The ride was great.  We went surprisingly high, enough to be among snow, which was weird because it was so warm.  It was probably 70 during the warmest part of the ride.  It was a pretty aggressive ride, far more than any of the times I've been on horseback in the states or South Africa.  There were some pretty steep parts and there were times when I got pretty nervous because I can't control whether or not the horse slips.  But it was so fun, and so, so beautiful.  The pictures do not convey how stunning the Andes are, and the entire panorama.  But I'll attach them nonetheless.  Some highlights of the ride:
 
-For some reason, my body is not made to trot or gallop on a horse.  It causes me great pain.  On the upside, this provided hours of laughter for Alejandro and the girls.
-I packed bananas and oranges for the mountain.  This was stupid.  I had a nice fresh-fruit smoothie in my backpack by the time we took our first break, and had to haphazardly clean it with snow
-We ran into a herd (gaggle? pack?) of wild horses.

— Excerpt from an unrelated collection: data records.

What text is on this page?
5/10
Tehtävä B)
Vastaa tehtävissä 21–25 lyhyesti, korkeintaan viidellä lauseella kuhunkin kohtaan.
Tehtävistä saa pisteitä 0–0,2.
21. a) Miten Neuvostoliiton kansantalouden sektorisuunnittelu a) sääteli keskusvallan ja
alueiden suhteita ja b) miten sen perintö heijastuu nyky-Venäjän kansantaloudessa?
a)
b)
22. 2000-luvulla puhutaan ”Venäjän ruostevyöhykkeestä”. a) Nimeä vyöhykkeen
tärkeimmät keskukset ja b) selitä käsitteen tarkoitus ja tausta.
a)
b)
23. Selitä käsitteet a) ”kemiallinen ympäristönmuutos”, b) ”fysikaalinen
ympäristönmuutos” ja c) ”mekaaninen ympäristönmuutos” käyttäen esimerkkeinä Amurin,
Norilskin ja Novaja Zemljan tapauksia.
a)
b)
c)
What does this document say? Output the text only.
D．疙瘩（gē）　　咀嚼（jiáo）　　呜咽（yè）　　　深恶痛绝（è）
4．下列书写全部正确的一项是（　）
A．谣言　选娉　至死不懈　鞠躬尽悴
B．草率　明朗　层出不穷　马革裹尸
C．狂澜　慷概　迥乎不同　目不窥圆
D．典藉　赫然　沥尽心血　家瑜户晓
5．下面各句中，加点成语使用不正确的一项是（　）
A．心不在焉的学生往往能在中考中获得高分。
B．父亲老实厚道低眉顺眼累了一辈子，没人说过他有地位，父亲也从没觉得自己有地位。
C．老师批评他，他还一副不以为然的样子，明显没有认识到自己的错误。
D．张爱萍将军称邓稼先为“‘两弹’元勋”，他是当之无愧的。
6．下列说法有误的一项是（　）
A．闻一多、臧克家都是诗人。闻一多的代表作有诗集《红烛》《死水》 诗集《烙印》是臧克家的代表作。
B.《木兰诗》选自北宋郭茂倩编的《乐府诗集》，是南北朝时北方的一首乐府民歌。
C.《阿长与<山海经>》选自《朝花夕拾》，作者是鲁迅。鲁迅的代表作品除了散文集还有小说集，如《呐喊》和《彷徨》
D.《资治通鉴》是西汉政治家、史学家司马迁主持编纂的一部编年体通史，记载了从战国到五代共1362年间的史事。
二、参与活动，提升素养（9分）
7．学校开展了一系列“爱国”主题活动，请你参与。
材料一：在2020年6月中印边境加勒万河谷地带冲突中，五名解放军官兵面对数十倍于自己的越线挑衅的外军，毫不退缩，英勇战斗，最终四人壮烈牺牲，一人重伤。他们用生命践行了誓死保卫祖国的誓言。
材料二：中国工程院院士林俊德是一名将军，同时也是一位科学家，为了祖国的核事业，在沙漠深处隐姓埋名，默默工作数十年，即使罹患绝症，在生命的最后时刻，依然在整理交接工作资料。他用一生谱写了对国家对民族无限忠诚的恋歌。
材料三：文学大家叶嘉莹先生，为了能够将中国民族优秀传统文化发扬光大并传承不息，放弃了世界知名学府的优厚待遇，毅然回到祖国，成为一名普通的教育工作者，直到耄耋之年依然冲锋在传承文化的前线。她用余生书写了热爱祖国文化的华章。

-My horse, Limbo, got annoyed with me and purposely parked me in a thorn-bush.

-I think 6 hours on horseback is maybe too long.  I'm sore in places I didn't know existed.
 
Friday also happened to be Denicia's birthday, so after the amaaazing ride we went out to eat at a Mexican! (spicy food and all!!) restaurant and then were going to go out, but I was so exhausted that I was no match for my cold, and went to bed.  They went out for a little bit but returned pretty early as well.  
 
Saturday morning, we were a ridiculous looking group.  There was Brad, with his incessant coughing, Denicia with her newly-acquired eye infection, and Caitlin with her nauseating migraine.  We just kinda hung out on Sarmiento, the touristy avenue of Mendoza, and snacked and talked and accidentally adopted an extremely cute stray dog that we named Charlie.  He followed us to every café and store we went to until we hopped in a taxi to go to the bus station.  I was sad to leave her!  I ended up feeding her biscuits after a while because... well I don't know.  
 
It felt like too short of a trip for how much time I spent on the bus, but the girls had class Monday so I didn't really have a choice.  The ride back was just as long, and the older woman next to me seemed to enjoy using my hip bone as an armrest.  I'm tired now, but I'm feeling great about the weekend and looking forward to planning my next trip.  (Sorry about the abrupt ending, I'm crashing!)
 
Hope you're all doing well, keep the emails coming.